Ayahnya bernama Syihabuddin, seorang ahli Hadits dan menjadi Khatib terkenal di Masjid Besar Damaskus. Pamanya, Fakhruddin, juga seorang ulama dan penulis yang masyhur di Damaskus. Kepada ayah dan pamannya itulah Ibn Taimiyah menimba ilmu, untuk kemudian belajar ke guru dan tempat lain setelah keluar dari Harran. Di kota Harran yang memiliki tradisi keilmuan tinggi itulah Ibn Taimiyah menghabiskan masa kecilnya selama enam tahun hingga kemudian pindah (mengungsi) ke Damaskus (ibukota Syam kala itu atau Syiria saat ini) karena serangan tentara Mongol (Tartar) yang membabibuta ke kota kelahirannya itu.
Di Ibukota Syiria itulah Ibn Taimiyah mengasah ilmunya dan berkenalan secara intensif dengan pemikiran Imam Ibn Hanbal atau mazhab Hanbali, yang sejak lama di kota itu memang sudah berdiri lembaga pendidikan Hanbali yang termasyhur yang didirikan oleh Abu Faraj Abdul Wahid Al-Faqih, seorang murid qadhi Mazhab Hanbali yang ternama yaitu Abu Ya‘la yang hidup di akhir abad kelima hijriyah.
Ibn Taimiyah memang sering dihubungkan dengan penerus dan pemikir yang memiliki kaitan dengan Mazhab Hanbali. Pemikirannya untuk menghidupkan kembali ajaran Salaf al-Shalih (tiga generasi terbaik sesudah Nabi) yang membawa misi pemurnian akidah yang sering diklaim sebagai golongan yang selamat (firqah najiyah) sebagaimana pesan Nabi mengenai lahirnya berbagai golongan dalam Islam.Gerakan untuk menghidupkan ajaran Salafiyah yang murni itulah yang membawa persentuhan Ibn Taimiyah dengan Madzhab Hanbali yang sejak awal menggelorakan Salafiyah.
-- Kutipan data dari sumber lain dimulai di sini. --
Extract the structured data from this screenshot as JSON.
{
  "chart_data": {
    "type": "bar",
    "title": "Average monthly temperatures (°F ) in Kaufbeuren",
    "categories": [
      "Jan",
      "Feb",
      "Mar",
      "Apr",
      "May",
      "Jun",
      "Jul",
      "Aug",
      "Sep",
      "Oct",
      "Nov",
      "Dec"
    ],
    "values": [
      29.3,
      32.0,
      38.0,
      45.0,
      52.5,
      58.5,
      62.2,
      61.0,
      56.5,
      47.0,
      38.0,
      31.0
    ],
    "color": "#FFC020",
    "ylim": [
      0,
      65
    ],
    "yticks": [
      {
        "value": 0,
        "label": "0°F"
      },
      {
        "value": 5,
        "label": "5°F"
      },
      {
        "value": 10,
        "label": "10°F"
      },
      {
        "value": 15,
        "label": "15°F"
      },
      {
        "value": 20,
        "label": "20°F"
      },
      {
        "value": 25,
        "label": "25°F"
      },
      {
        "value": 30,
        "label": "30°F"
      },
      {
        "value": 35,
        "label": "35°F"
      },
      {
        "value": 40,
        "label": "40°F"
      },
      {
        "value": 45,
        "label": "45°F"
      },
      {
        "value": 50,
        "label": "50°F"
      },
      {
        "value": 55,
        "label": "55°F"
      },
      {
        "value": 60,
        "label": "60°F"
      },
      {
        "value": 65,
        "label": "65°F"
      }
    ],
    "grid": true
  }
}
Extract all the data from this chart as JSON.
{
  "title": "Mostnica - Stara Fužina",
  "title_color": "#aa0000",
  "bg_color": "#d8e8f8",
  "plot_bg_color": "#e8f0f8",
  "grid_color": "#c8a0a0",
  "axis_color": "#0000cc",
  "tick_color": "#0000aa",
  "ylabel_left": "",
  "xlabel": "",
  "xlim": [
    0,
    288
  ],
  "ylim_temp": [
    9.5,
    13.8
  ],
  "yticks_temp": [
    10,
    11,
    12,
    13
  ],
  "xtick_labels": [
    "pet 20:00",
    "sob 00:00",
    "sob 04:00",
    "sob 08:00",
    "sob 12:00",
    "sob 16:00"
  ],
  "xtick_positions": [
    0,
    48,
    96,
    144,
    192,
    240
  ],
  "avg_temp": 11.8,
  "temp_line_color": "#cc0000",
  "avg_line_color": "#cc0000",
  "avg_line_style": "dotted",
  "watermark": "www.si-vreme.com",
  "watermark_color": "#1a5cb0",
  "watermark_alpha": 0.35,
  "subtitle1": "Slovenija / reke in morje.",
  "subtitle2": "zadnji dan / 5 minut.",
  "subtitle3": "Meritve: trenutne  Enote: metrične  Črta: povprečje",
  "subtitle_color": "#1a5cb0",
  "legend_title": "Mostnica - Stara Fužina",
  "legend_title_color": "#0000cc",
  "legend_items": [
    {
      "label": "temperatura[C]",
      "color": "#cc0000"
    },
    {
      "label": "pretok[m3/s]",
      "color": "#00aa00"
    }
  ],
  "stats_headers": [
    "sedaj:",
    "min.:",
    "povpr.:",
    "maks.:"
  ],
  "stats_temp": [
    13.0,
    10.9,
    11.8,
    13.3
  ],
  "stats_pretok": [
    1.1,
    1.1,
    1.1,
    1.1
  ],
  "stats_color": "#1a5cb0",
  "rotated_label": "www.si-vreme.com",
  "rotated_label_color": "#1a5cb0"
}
Karena itu, hingga batas tertentu, gerakan Salafiyah bahkan memperoleh napas baru di tangan Syeikh al-Islam Ibn Taimiyah, yang menampilkan pemikiran dan gerakannya dengan begitu cerdas dan cemerlang. Pemikirannya selain tentang tauhid, tafsir, hadis, dan fiqh yang begitu luas dan mendalam, juga tentang politik sebagaimana termaktub antara lain dalam karya utamanya As-Siyasah As-Syar‘iyyah. Dia sangat keras pula menentang tasawuf, terutama yang membawa paham wihdat al-wujud atau phanteisme. Dia juga pendobrak pintu ujtihad yang ditutup rapat kala itu. Di sinilah Ibn Taimiyah menjadi sosok ulama dan pemikir besar yang menonjol dalam menggelorakan gerakan “Kembali pada Al-Quran dan As-Sunnah” (al-ruju‘ ila al-Quran wa al-Sunnah) , yang dikenal pula dengan gerakan pemurnian Islam.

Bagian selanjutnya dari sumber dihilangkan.